Bending

 

Listening to the girls talk about their days at school, I wince at the ongoing drama from their bus rides, I feel the weight of the things one daughter wants to sign up for, and the complete lack of interest another daughter has in anything organized.

 Are they doing enough? Too much? Should I push harder? If I say yes to this, will it fix that? Too late to bed? 

This doesn’t even begin to cover the cloud of marriage and self.

Am I giving enough to either for fulfillment? Can I separate parenting and partnering without guilt? Can I take care of myself and my marriage? How can I stretch to do this? 

My heart and mind collide again and again, battering my resolve and my body. Tugs, cracks, splinters, and fatigue. I make these choices with eyes wide open, but I resent them. Looking for someone to blame or a specific thing to lament, all I see is my own wake.

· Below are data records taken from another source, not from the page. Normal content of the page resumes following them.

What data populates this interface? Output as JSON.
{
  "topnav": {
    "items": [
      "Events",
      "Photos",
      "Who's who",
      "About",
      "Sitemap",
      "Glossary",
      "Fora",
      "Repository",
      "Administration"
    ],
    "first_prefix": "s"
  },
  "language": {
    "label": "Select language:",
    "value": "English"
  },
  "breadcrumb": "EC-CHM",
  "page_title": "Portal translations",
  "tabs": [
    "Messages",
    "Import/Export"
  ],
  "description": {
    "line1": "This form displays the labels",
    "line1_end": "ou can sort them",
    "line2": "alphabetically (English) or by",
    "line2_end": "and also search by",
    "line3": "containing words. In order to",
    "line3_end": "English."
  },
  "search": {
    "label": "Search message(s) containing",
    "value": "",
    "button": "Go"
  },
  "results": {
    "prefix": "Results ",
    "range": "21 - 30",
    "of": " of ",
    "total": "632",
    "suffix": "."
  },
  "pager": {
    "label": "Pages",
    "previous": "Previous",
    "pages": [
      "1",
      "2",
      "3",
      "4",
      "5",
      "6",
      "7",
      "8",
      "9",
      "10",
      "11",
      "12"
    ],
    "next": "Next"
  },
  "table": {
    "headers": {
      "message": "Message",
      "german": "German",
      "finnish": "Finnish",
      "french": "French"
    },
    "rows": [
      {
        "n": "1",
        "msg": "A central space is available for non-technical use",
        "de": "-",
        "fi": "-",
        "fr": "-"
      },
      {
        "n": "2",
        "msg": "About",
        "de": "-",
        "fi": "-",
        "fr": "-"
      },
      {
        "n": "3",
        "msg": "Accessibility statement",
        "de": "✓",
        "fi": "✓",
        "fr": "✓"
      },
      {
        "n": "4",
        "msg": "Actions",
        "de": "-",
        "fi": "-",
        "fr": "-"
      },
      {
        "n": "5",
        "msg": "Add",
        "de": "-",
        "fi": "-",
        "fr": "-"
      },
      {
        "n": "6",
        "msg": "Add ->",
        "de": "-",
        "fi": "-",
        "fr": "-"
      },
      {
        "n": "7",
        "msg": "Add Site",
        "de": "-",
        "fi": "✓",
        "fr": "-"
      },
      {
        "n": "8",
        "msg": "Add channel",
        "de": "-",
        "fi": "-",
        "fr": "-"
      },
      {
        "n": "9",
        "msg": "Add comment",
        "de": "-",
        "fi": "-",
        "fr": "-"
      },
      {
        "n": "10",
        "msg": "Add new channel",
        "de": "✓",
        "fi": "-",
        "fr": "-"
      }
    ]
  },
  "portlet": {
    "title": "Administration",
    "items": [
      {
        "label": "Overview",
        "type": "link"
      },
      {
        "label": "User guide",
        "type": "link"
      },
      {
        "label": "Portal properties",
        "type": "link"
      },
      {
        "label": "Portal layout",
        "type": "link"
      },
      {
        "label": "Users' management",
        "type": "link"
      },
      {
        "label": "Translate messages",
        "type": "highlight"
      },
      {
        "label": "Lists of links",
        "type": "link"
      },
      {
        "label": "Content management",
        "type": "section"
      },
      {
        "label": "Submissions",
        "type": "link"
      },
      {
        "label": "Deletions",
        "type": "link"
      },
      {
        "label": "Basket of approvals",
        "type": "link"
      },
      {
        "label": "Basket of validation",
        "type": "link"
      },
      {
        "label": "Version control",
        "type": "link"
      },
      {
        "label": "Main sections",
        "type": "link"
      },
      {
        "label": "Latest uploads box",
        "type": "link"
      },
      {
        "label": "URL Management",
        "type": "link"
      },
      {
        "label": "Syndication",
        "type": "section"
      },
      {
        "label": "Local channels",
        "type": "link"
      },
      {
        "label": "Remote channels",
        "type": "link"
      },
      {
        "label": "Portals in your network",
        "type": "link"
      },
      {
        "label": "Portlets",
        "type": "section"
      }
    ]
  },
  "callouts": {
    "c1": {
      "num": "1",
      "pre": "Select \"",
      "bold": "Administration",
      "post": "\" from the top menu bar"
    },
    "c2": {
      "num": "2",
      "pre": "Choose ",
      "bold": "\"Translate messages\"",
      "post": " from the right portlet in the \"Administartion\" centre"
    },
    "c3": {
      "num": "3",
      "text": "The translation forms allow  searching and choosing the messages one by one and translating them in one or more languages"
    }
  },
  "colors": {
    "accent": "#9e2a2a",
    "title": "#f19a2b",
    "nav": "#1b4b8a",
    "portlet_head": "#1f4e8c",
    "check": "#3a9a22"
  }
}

The dust I kick up trying to solve things keeps me from seeing. I miss that not all things need fixing, some are meant to be survived; it is living. The easy way is tempting, but it doesn’t get us anywhere. I long for my girls not to hurt, but I want them to have the strength and confidence that comes from survival.

I stood waiting for the bus yesterday and found myself drawn to a spindly birch tree. It was bent nearly in half, craning out and toward the light. As I scanned the woods to see the tree’s base, the sun made rat-a-tat-tat pulses on my face through the pine boughs. I heard a woodpecker and ducked my head right and left to try and find it in the tallest limbs. The sun kept hitting my face and as I squinted I laughed.

Everything that I am going through is like the birch tree. It is bending and extending to find the sun, learning to live with the moss that grows at its feet, and coping with heavier, dense branches that hold it back. Like that birch, I am understanding that life comes with cracks. Some of the cracks leave marks on us and others let the light warm our skin.